Nicht alle Krebserkrankungen stehen automatisch im Zusammenhang mit der Immunologie, viele können jedoch durch immunologische Krebstherapien (zurzeit vor allem durch passive Immuntherapie) gezielter behandelt werden. Bei der Leukämie-, und Brustkrebs-Behandlung (und mittlerweile vielen anderen Krebsarten) werden ebenfalls sehr erfolgreich monoklonale Antikörper zu Behandlung eingesetzt, die dazu beitragen, die Krebszellen des Patienten besser abzuwehren. Oft werden diese neuartigen Krebstherapien in Kombination mit klassischen Chemotherapeutika eingesetzt, die Kombinationstherapie verbessert dadurch den Behandlungserfolg deutlich. So wird z.B. die Anti-B-Zell-Therapie seit gut 15 Jahren erfolgreich im Rahmen der Behandlung von B-Zell Leukämien/Lymphomen angewandt. Derzeit wird auch sehr intensiv an der Aktivierung des Immunsystems gegen Krebszellen durch sogenannte Check-Point- Inhibitoren geforscht. Klinische Studien zeigen bahnbrechende Erfolge. Diese neue Therapieform basiert darauf, dass Tumorzellen mitunter das bestehende Immunsystem an bestimmten Check-Points bremsen. Werden dem Körper nun monoklonale Antikörper, die sich gegen diese Check-Points richten, verabreicht, kann die bremsende Wirkung des Tumors auf das Immunsystem unterbunden werden. Dadurch vermag das Immunsystem besser gegen die Tumorzellen vorzugehen und diese abzuwehren. Derzeit wird diese Methode bereits erfolgreich bei Melanomen (Hautkrebs) angewandt, die Behandlung anderer Krebsarten befindet sich in klinischer Erprobung.
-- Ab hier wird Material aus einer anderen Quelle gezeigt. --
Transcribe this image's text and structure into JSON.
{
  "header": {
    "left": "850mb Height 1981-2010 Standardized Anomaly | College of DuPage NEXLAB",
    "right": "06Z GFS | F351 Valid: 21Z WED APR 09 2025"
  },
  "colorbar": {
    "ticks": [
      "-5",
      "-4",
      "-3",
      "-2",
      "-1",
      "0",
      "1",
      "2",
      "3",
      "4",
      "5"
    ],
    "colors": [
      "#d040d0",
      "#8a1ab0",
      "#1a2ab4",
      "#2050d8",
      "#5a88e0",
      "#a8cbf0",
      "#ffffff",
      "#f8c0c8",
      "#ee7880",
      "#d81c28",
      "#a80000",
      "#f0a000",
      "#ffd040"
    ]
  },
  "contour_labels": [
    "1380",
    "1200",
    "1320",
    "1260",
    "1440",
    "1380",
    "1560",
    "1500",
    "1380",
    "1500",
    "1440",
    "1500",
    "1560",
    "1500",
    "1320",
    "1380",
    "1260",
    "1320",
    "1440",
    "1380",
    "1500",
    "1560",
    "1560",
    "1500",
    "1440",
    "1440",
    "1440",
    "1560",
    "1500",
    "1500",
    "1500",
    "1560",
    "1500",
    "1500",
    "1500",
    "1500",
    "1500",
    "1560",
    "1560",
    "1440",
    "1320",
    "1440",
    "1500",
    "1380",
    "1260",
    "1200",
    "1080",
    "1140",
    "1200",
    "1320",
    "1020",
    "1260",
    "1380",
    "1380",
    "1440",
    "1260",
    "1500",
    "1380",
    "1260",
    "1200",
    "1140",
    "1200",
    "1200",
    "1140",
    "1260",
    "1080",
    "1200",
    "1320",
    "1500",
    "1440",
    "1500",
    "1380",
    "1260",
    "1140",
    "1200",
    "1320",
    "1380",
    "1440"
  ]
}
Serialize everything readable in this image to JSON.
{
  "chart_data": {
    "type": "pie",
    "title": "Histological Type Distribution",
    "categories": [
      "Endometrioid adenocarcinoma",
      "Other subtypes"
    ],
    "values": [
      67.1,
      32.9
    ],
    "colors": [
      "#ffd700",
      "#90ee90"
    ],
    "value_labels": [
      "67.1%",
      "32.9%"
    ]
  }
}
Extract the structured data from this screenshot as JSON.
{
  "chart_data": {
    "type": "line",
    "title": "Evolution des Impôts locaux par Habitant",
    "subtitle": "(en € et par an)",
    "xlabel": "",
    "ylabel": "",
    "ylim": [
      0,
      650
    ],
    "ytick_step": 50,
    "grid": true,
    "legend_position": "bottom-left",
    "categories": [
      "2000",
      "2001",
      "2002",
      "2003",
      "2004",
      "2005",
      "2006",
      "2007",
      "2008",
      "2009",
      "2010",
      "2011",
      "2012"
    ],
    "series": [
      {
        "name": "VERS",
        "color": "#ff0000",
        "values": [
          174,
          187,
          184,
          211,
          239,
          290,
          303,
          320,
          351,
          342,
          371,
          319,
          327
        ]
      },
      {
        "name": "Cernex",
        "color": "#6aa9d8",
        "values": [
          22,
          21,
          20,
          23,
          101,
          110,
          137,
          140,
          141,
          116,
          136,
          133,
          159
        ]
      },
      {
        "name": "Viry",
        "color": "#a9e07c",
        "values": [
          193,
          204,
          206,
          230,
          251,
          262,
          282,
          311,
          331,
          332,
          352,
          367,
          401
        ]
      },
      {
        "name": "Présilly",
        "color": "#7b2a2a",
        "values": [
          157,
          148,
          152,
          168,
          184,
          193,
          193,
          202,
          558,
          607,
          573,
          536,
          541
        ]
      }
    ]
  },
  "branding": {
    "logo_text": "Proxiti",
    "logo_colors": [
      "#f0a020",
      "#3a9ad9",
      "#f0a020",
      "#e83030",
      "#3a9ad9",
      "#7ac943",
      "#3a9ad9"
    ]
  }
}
Zudem sind zelluläre Krebstherapien stark im Kommen. Heute ist es möglich Lymphozyten mit solchen Rezeptoren auszustatten, die spezifisch mit bestimmten Tumoren reagieren. Dabei werden die Lymphozyten vom Patienten gewonnen, im Reagenzglas mit den krebsspezifischen Rezeptoren (CAR, chimerized antigen receptors) ausgestattet und nachfolgend in den Patienten zurück infundiert. Die Rezeptor-modifizierten Lymphozyten haben nun die Fähigkeit erlangt, die Krebszellen zu erkennen und entsprechend abzutöten. Diese Therapieform wird besonders für jene Erkrankungen interessant werden, bei denen Chemotherapie und/oder Antikörpertherapie alleine zu keinem durchschlagenden Erfolg führen.

Diese und weitere Therapieansätze, aber auch neuartige Erkenntnisse aus der Grundlagenforschung, die zur Entwicklung von weiteren Ansätzen und Arbeitshypothesen führen, werden von den weltweit anerkanntesten ExpertInnen im Rahmen des ECI Kongresses vorgetragen und im Detail diskutiert.

‘Mit der aktuellen Immunologie-Forschung setzen wir daher einmal mehr auf die Entwicklungen besserer und neuartiger Impfstoffe (aktiv wie passiv), der Bekämpfung von Auto-Immun-Erkrankung und eine verbesserte Tumor-Abwehr durch immunologische Krebstherapie. Ganz essentiell ist dabei die Grundlagenforschung, denn nur durch sie werden diese Meilensteine erst möglich’, betont Pickl.